Achieving thread-safety for the CMatrix class was not a straightforward move because when the std::mutex implementation saw the /clr switch in the wrapper it threw away everything in his hands and started running around waving his arms and shouting in panic:
<mutex> is not supported when compiling with /clr or /clr:pure.
The solution for this was to create an intermediate Locker class that can be forward-declared in my header file. This means that when the compiler reaches the header it receives a future promise that “there will be a class named Locker later on”. This way I could avoid including <mutex> into the header. Forward-declared classes can only be used as pointer or reference members so and for this situation using a unique_ptr is a perfect solution. Mutexes are neither supposed to be copied nor moved, so all my constructors, copy and move constructors can instantiate their own instance.

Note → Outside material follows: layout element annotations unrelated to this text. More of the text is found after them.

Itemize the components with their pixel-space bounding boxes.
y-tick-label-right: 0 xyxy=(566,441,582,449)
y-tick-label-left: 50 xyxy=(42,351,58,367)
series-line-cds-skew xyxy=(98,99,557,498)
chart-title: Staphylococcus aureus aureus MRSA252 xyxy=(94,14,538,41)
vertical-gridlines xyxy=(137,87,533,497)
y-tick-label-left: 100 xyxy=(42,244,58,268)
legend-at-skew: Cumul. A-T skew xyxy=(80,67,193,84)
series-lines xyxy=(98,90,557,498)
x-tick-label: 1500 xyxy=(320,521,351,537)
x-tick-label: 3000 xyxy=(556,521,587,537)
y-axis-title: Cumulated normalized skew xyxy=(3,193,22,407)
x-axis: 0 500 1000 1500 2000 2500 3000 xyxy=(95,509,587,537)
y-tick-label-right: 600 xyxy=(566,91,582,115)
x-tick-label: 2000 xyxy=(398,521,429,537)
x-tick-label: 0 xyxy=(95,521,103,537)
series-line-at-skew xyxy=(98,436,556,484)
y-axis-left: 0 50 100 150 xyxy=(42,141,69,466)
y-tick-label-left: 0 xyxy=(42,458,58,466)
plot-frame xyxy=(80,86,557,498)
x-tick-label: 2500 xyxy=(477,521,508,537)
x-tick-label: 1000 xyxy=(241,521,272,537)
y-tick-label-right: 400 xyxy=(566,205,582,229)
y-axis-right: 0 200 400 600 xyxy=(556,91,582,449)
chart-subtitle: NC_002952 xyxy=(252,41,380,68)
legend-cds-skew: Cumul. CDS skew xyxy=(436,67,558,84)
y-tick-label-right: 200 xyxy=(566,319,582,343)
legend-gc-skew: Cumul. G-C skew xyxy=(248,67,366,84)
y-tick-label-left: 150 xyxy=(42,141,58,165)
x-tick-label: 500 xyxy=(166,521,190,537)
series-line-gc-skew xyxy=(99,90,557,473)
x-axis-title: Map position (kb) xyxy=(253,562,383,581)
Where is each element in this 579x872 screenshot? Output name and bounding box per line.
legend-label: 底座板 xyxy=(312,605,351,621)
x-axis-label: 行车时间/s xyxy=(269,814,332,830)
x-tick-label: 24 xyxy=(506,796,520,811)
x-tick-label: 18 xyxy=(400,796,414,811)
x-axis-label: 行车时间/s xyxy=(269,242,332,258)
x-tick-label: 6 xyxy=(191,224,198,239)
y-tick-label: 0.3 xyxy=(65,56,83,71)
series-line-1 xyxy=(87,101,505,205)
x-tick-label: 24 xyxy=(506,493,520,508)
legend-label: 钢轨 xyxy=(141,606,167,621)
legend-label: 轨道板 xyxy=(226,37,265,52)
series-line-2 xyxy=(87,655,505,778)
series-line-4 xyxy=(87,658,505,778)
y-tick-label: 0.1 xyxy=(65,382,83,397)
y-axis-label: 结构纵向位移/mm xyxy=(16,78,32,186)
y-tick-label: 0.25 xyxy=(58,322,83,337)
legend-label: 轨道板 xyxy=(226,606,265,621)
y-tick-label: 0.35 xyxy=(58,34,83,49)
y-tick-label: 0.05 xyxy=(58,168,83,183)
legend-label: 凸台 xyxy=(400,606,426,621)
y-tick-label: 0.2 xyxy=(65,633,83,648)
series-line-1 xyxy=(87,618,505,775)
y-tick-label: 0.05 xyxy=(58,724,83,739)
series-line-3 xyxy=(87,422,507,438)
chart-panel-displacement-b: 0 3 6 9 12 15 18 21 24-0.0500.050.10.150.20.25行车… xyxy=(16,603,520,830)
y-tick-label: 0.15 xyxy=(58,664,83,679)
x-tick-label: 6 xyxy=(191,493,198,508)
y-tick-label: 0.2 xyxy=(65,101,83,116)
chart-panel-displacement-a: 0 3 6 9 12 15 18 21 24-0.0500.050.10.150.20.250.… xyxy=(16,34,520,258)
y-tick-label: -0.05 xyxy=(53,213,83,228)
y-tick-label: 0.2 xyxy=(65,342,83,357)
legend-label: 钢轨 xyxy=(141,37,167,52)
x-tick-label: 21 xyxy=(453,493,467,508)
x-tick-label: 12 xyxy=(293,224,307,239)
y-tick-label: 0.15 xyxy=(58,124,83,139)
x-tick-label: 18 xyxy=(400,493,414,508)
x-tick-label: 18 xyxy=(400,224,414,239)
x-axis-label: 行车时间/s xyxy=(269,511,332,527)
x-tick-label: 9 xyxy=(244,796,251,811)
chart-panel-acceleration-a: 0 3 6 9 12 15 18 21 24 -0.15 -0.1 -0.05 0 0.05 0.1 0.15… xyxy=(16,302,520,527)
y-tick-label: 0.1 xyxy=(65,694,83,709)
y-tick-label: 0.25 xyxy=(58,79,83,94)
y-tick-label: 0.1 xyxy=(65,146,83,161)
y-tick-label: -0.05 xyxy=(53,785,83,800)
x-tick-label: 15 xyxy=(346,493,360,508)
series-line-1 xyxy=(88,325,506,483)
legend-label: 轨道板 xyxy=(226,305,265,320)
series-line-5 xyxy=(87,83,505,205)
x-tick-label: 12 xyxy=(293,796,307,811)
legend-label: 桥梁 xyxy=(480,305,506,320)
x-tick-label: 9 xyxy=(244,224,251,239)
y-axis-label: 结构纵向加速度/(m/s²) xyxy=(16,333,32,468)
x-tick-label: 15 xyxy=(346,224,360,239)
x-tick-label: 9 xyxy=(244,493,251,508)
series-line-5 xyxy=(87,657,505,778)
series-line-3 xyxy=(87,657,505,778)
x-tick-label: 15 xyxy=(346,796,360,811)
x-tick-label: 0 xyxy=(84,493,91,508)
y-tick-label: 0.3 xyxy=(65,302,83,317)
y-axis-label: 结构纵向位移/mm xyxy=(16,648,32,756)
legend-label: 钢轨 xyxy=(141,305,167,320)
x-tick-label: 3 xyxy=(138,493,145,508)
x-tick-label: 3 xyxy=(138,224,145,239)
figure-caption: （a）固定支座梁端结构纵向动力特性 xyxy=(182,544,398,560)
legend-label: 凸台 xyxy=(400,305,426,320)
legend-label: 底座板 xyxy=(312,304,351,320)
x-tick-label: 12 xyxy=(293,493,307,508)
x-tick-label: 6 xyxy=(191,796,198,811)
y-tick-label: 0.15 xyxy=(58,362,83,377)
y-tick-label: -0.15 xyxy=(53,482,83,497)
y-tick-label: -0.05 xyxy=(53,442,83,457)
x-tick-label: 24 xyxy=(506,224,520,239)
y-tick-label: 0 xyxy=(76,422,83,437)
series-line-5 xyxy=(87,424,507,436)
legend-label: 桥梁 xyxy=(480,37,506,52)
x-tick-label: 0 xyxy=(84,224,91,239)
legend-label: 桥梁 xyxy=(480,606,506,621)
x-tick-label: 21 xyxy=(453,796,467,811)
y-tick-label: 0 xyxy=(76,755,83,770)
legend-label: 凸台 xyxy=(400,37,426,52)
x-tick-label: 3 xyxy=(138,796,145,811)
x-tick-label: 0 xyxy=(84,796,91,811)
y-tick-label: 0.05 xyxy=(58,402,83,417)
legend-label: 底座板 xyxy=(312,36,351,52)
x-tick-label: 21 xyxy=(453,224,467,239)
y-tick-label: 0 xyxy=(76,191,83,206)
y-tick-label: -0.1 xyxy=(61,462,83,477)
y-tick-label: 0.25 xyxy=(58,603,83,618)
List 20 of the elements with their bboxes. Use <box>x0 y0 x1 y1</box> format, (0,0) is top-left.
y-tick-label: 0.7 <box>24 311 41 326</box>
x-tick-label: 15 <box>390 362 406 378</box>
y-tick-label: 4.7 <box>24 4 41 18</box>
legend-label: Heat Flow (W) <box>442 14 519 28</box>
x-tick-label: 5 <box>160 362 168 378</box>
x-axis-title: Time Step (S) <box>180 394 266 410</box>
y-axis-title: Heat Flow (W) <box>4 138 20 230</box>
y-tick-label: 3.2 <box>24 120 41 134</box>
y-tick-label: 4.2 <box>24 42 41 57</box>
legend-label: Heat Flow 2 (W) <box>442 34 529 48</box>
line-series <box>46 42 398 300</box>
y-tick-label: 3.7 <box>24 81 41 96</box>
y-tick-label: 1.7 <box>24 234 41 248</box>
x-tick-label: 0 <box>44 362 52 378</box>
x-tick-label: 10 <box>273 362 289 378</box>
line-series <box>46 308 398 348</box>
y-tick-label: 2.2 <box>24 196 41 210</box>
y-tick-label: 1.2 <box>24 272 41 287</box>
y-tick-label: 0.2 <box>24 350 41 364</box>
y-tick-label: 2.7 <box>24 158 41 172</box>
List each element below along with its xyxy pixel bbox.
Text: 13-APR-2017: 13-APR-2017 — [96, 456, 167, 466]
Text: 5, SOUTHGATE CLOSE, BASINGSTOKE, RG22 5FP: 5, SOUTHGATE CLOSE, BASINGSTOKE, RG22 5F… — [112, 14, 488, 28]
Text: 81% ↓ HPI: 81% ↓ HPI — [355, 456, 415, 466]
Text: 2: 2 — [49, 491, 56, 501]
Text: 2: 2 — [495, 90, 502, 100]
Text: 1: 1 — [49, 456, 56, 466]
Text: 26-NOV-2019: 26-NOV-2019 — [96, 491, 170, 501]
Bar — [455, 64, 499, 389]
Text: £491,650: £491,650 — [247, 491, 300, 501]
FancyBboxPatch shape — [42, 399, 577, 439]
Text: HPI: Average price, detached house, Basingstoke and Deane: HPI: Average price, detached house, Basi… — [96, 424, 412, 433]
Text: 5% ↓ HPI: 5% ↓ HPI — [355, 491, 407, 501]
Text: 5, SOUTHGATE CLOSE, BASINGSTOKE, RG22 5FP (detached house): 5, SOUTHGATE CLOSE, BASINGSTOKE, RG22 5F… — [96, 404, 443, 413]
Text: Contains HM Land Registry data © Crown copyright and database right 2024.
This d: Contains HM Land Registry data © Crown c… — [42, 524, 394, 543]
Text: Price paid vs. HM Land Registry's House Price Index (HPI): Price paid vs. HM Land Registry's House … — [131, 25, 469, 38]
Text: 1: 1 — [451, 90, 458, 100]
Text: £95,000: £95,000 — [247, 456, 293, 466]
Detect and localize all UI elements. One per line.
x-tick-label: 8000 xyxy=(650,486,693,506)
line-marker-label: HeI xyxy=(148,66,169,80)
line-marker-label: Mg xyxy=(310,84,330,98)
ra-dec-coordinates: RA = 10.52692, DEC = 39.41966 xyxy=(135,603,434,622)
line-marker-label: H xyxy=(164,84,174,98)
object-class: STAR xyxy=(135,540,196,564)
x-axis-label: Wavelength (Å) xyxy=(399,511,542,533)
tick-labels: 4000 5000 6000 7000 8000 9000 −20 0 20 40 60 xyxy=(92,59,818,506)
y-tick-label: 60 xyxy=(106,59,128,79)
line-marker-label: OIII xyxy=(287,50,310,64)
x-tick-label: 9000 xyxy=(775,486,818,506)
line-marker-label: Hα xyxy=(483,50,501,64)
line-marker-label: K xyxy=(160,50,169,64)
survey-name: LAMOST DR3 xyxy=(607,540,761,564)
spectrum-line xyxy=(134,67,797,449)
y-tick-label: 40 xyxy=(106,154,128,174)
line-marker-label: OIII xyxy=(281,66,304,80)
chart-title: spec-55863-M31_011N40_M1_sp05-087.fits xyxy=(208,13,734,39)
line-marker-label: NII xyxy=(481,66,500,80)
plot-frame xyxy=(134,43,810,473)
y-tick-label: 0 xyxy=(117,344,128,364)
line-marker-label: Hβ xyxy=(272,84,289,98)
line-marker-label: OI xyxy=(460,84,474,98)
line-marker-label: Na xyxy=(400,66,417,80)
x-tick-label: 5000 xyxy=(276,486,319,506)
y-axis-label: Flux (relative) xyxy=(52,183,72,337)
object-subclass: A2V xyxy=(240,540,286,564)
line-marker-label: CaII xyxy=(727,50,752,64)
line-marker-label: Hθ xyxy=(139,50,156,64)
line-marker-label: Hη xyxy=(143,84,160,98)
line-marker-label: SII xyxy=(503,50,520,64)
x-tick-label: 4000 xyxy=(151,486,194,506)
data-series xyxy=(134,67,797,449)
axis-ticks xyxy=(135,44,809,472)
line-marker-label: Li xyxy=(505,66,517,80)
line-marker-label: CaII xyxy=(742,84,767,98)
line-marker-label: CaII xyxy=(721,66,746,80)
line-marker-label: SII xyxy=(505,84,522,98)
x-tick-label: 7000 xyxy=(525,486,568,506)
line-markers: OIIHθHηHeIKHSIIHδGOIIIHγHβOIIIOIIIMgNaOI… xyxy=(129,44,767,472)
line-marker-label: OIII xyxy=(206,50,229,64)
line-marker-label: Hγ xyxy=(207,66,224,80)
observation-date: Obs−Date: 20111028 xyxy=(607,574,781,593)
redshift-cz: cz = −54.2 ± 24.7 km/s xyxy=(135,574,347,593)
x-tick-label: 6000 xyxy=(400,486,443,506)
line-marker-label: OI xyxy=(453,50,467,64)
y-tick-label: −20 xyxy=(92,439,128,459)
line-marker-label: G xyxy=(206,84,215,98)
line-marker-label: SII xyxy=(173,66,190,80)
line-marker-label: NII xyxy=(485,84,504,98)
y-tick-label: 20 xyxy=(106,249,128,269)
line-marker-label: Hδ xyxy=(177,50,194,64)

The Matrix class stores values in memory as a continuous array, so all operations that affect every value in the matrix individually can be implemented on this array. To achieve this STL provides fast algorithms. Except for transpose and dot product all operations are now using STL.
For the matrix dot product and transpose operations I am planning to use SSE3 intrinsics which are available in all Intel-based processors since 2004. A matrix dot product could make use of a fast transpose operation because if the second matrix was stored in memory transposed during calculations more values could stay in the cache. The question is whether it is worth it, as transposing a matrix could take at least as much cycles as calculating the dot product itself. With one trick this could be accelerated though: if all matrices were stored in memory twice, once in their original form, once transposed. I think I’ll only find this out if I implement it and try it.
My ultimate goal in optimisation will be to implement partitioned matrix multiplication of double precision 4×4 sub-matrices as these operations can be executed not only by SIMD instructions, but by CUDA cores and by the latest Tensor Cores from NVidia.